Intra-event variability of lake-effect snowstorms over the Tug Hill Plateau

Keywords: lake-effect, intra-event variability, Great Lakes, snowfall intensity
Session Type: Virtual Poster
Day: Friday
Session Start / End Time: 4/9/2021 11:10 AM (Pacific Time (US & Canada)) - 4/9/2021 12:25 PM (Pacific Time (US & Canada))
Room: Virtual 51

Abstract

Lake-effect snowstorms are notoriously difficult to forecast due to their localized nature and sensitivity to slight variations in wind directions. As atmospheric conditions change, the location and prevalence of intense (15 cm hr-1) snowband(s) can shift. This intra-event variability can drastically affect a location’s snowfall totals following a lake-effect storm. The purpose of this study is to examine the drivers behind the location and intensity of lake-effect snowbands over the Tug Hill Plateau of New York State. Snowfall events from the 1999/00 season to the 2018/19 season with at least 22.9 cm (9”) of snowfall at Redfield, NY were categorized as lake-effect snowstorms, lake-enhanced snowstorms, or synoptic storms.
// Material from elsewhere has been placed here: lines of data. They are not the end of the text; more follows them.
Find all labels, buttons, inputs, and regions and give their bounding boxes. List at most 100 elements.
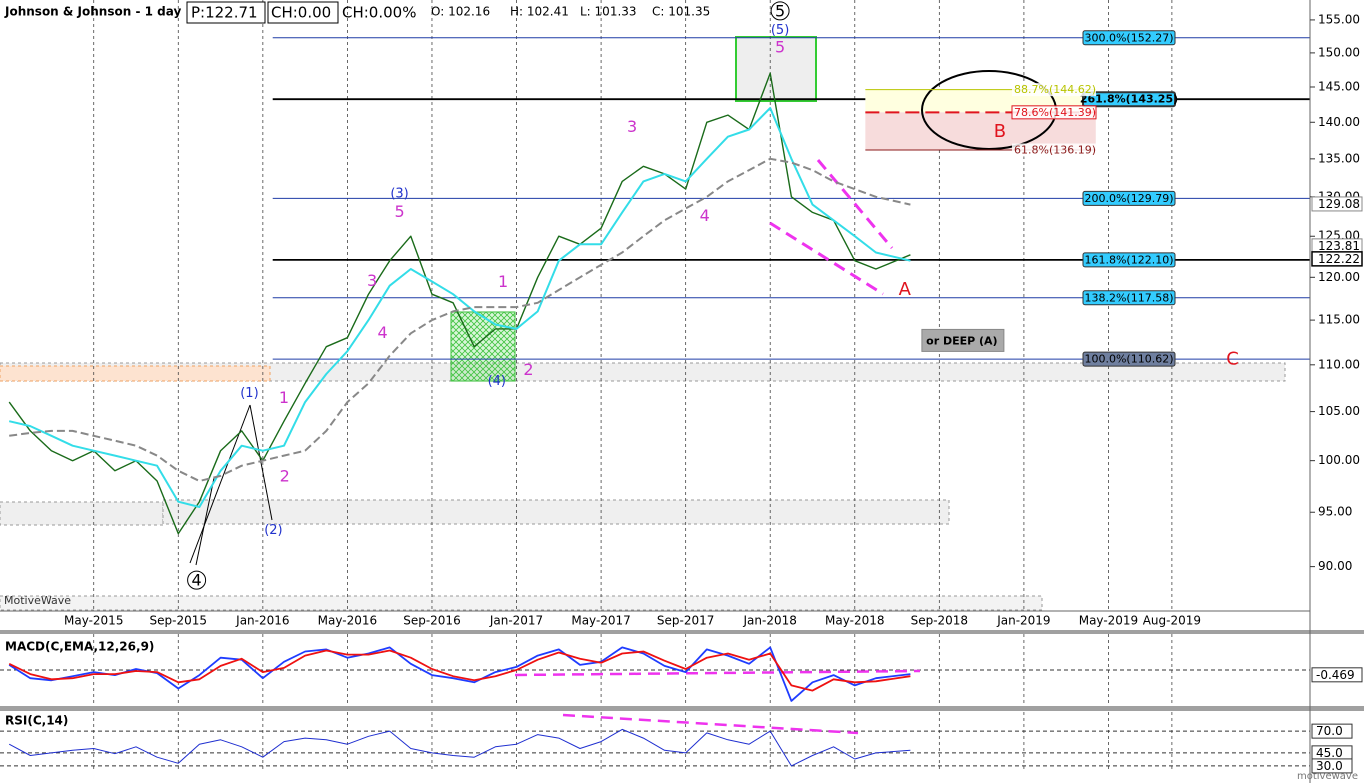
trend-line: [562, 713, 859, 735]
quote-price: P:122.71: [191, 4, 258, 22]
x-tick-label: Aug-2019: [1143, 614, 1201, 628]
wave-label: 3: [367, 271, 377, 290]
wave-label: A: [899, 279, 912, 300]
panel-title: MACD(C,EMA,12,26,9): [5, 640, 154, 654]
rsi-tick-box: [1311, 758, 1353, 774]
quote-open: O: 102.16: [431, 5, 490, 19]
value-tag: -0.469: [1316, 668, 1355, 682]
wave-label: 2: [523, 360, 533, 379]
fib-label-box: [1082, 190, 1176, 206]
logo: motivewave: [1297, 771, 1358, 782]
x-tick-label: Jan-2019: [996, 614, 1050, 628]
x-tick-label: Jan-2017: [489, 614, 543, 628]
y-tick-label: 95.00: [1318, 505, 1352, 519]
x-tick-label: Sep-2018: [911, 614, 969, 628]
y-tick-label: 115.00: [1318, 313, 1360, 327]
fib-label: 100.0%(110.62): [1084, 353, 1173, 366]
target-box-fill: [451, 312, 515, 381]
zone: [0, 362, 1286, 382]
wave-label: B: [994, 121, 1006, 142]
y-tick-label: 45.0: [1316, 746, 1343, 760]
y-tick-label: 150.00: [1318, 45, 1360, 59]
fib-label: 161.8%(122.10): [1084, 253, 1173, 266]
fib-label: 200.0%(129.79): [1084, 192, 1173, 205]
wedge-line: [769, 221, 884, 296]
annotation-box: [921, 328, 1005, 352]
chart-title: Johnson & Johnson - 1 day: [4, 5, 181, 19]
wave-label: (1): [240, 386, 258, 401]
fib-label-box: [1082, 252, 1176, 268]
retracement-label: 61.8%(136.19): [1014, 144, 1096, 157]
wave-label: (5): [771, 23, 789, 38]
fib-label-box: [1082, 351, 1176, 367]
retracement-label: 88.7%(144.62): [1014, 83, 1096, 96]
zone: [0, 595, 1043, 611]
price-tag: 122.22: [1318, 252, 1360, 266]
y-tick-label: 105.00: [1318, 404, 1360, 418]
y-tick-label: 70.0: [1316, 724, 1343, 738]
target-box: [735, 36, 817, 102]
fib-label: 261.8%(143.25): [1080, 93, 1178, 106]
wedge-line: [816, 159, 894, 249]
y-tick-label: 100.00: [1318, 453, 1360, 467]
x-tick-label: May-2018: [825, 614, 884, 628]
wave-label: 2: [280, 466, 290, 485]
annotation-circle: [187, 570, 207, 590]
y-tick-label: 140.00: [1318, 115, 1360, 129]
wave-label: 4: [192, 571, 202, 590]
series-line: [8, 107, 911, 508]
wave-line: [189, 404, 251, 564]
x-tick-label: May-2015: [64, 614, 123, 628]
value-tag-box: [1311, 667, 1363, 683]
wave-label: (3): [390, 186, 408, 201]
wave-label: 5: [775, 1, 785, 20]
price-tag-box: [1311, 196, 1363, 212]
retracement-label-box: [1012, 83, 1096, 97]
quote-close: C: 101.35: [652, 5, 710, 19]
retracement-label-box: [1011, 105, 1097, 120]
zone: [162, 499, 950, 525]
x-tick-label: May-2016: [318, 614, 377, 628]
wave-label: (2): [264, 523, 282, 538]
wave-label: (4): [488, 374, 506, 389]
series-line: [8, 649, 911, 692]
wave-label: C: [1226, 348, 1239, 369]
fib-label-box: [1082, 290, 1176, 306]
quote-high: H: 102.41: [510, 5, 569, 19]
x-tick-label: May-2019: [1079, 614, 1138, 628]
wave-label: 4: [700, 206, 710, 225]
y-tick-label: 120.00: [1318, 270, 1360, 284]
wave-label: 4: [378, 323, 388, 342]
fib-label: 300.0%(152.27): [1084, 31, 1173, 44]
wave-label: 1: [279, 388, 289, 407]
price-tag: 123.81: [1318, 239, 1360, 253]
y-tick-label: 90.00: [1318, 559, 1352, 573]
retracement-label: 78.6%(141.39): [1014, 106, 1096, 119]
quote-low: L: 101.33: [580, 5, 637, 19]
wave-line: [249, 404, 273, 521]
y-tick-label: 135.00: [1318, 151, 1360, 165]
price-tag-box: [1311, 251, 1363, 267]
fib-label-box: [1082, 30, 1176, 46]
watermark: MotiveWave: [4, 594, 71, 607]
series-line: [9, 157, 911, 482]
x-tick-label: Jan-2018: [743, 614, 797, 628]
quote-box: [186, 1, 266, 24]
series-line: [8, 646, 911, 702]
rsi-tick-box: [1311, 723, 1353, 739]
panel-title: RSI(C,14): [5, 714, 68, 728]
y-tick-label: 110.00: [1318, 357, 1360, 371]
wave-label: 1: [498, 272, 508, 291]
series-line: [8, 728, 911, 767]
x-tick-label: Sep-2016: [403, 614, 461, 628]
quote-box: [267, 1, 339, 24]
x-tick-label: Jan-2016: [235, 614, 289, 628]
x-tick-label: Sep-2015: [150, 614, 208, 628]
zone: [0, 501, 164, 526]
retracement-label-box: [1012, 143, 1096, 157]
price-tag: 129.08: [1318, 197, 1360, 211]
wave-label: or DEEP (A): [926, 334, 997, 347]
y-tick-label: 30.0: [1316, 759, 1343, 773]
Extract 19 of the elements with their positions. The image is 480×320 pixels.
For lake-effect or lake-enhanced storms, NEXRAD data were used to estimate the snowfall intensity. It is evident that even the largest snowfall-producing events undergo considerable intra-event variability in the location and intensity of the snowband(s). To examine possible drivers of this intra-event variability, we examined the meteorological conditions during intense snowfall rates. Variables of interest included sea level pressure surface-850 mb temperature lapse rate, CAPE, vertical velocity, boundary layer height, 1000 mb specific humidity, and fetch across Lake Ontario. We hope to identify clear drivers behind intense snowfall-producing lake-effect snowbands over Redfield and potential causes for intra-event variability. Ultimately, results from this research can be used to reduce the uncertainty in snowfall forecasting for lake-effect events in the Great Lakes region. Furthermore, we seek to distinguish pure lake-effect events from those of mixed origins or lake-enhanced synoptic snowfall.